Altun hükümetin insan hakları ihlallerine yönelik eleştirilerin "terör tehditleri ele almadığında" anlamsız olduğunu iddia etti. Altun "Demokratik olarak seçilmiş bir hükümet olarak, ülkemizin birliğini ve bütünlüğünü ve halkımızın güvenliğini korumak bizim sorumluluğumuzdur" ifadelerini kullanarak şöyle dedi:

Türkiye’nin insan hakları siciline ilişkin değerlendirmeler, ülkemiz içindeki ve sınırlarımızdaki çeşitli terör gruplarının uzun süredir devam eden terör tehditlerini gerektiği gibi ele almadığında anlamsızdır.

Altun'un İngilizce yaptığı açıklamanın tamamı şöyle:

İnsan hakları ve haysiyet, Türkiye'nin değer verdiği ve tüm uluslararası forumlarda gündeme getirdiği evrensel değerlerdir. Cumhurbaşkanımız Erdoğan, dünyadaki haksız muamele ve adaletsizlikler hakkında korkusuzca konuşuyor ve düzenli olarak dünya liderlerini harekete geçmeye çağırıyor.

Son yıllarda Cumhurbaşkanımız Erdoğan, bölgemizde ve dünyada insan hakları ihlallerine karşı adeta tek ses oldu. Sivillere karşı işlenen korkunç suçlara karşı dünyayı seferber etme görevini üstlendi.

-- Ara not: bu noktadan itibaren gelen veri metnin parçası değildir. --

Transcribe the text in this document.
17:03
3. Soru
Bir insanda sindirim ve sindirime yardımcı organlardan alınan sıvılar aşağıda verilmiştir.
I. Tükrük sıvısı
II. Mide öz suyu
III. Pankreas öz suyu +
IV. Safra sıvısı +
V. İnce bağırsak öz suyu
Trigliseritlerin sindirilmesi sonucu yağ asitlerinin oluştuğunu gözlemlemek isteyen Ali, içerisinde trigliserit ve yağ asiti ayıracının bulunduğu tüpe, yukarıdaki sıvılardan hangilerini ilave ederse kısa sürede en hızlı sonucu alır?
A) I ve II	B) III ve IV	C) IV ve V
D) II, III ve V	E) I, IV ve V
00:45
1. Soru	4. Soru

Durum böyleyken, ABD Dışişleri Bakanlığı'nın yıllık insan hakları raporu, ülkemize karşı haksız eleştiriler ortaya koyuyor. Türkiye insan haklarını bir iç politika meselesi olarak değil, evrensel bir mesele olarak görüyor ancak bu cephedeki değerlendirmelerin bazı gerçekleri dikkate alması gerekiyor.

Türkiye, AK Parti hükümetleri döneminde insan haklarında en büyük ilerlemeyi kaydetti. Aslında, "sessiz bir devrim" gerçekleştirdik. Yol boyunca yasalarımızı ve yönetmeliklerimizi ayarlamak zorunda kaldık ve en son örnek Adalet Reformu ve İnsan Hakları Eylem Planımız.

Türkiye’nin insan hakları siciline ilişkin değerlendirmeler, ülkemiz içindeki ve sınırlarımızdaki çeşitli terör gruplarının uzun süredir devam eden terör tehditlerini gerektiği gibi ele almadığında anlamsızdır.

Terörle mücadelemize ve hükümetimizin vatandaşlarımızın güvenliğini sağlama çabalarına yönelik haksız eleştiriler ciddiye alınamaz. Demokratik olarak seçilmiş bir hükümet olarak, ülkemizin birliğini ve bütünlüğünü ve halkımızın güvenliğini korumak bizim sorumluluğumuzdur.

Türkiye, PKK, FETÖ ve IŞİD ile mücadelesini, halkımızın güvenliği ile hakları ve özgürlükleri arasındaki dengeyi gözeterek yürütüyor. Türkiye onları özgürlüklerimizin önündeki en büyük engel olarak görüyor ve müttefiklerimizden terörle mücadelemize yardımcı olmalarını bekliyor.

Türkiye, ABD'nin yanı sıra AB ile siyasi diyalog kapısını her zaman ardına kadar açık tuttu ve yapmaya da devam ediyor. Ancak kırmızı çizgimiz, halkımızın emniyeti ve güvenliğidir. Özgürlüklerimizi korumak için çok çalışıyoruz ve ortaklarımızın ve müttefiklerimizin iyi niyetle hareket etmesini bekliyoruz.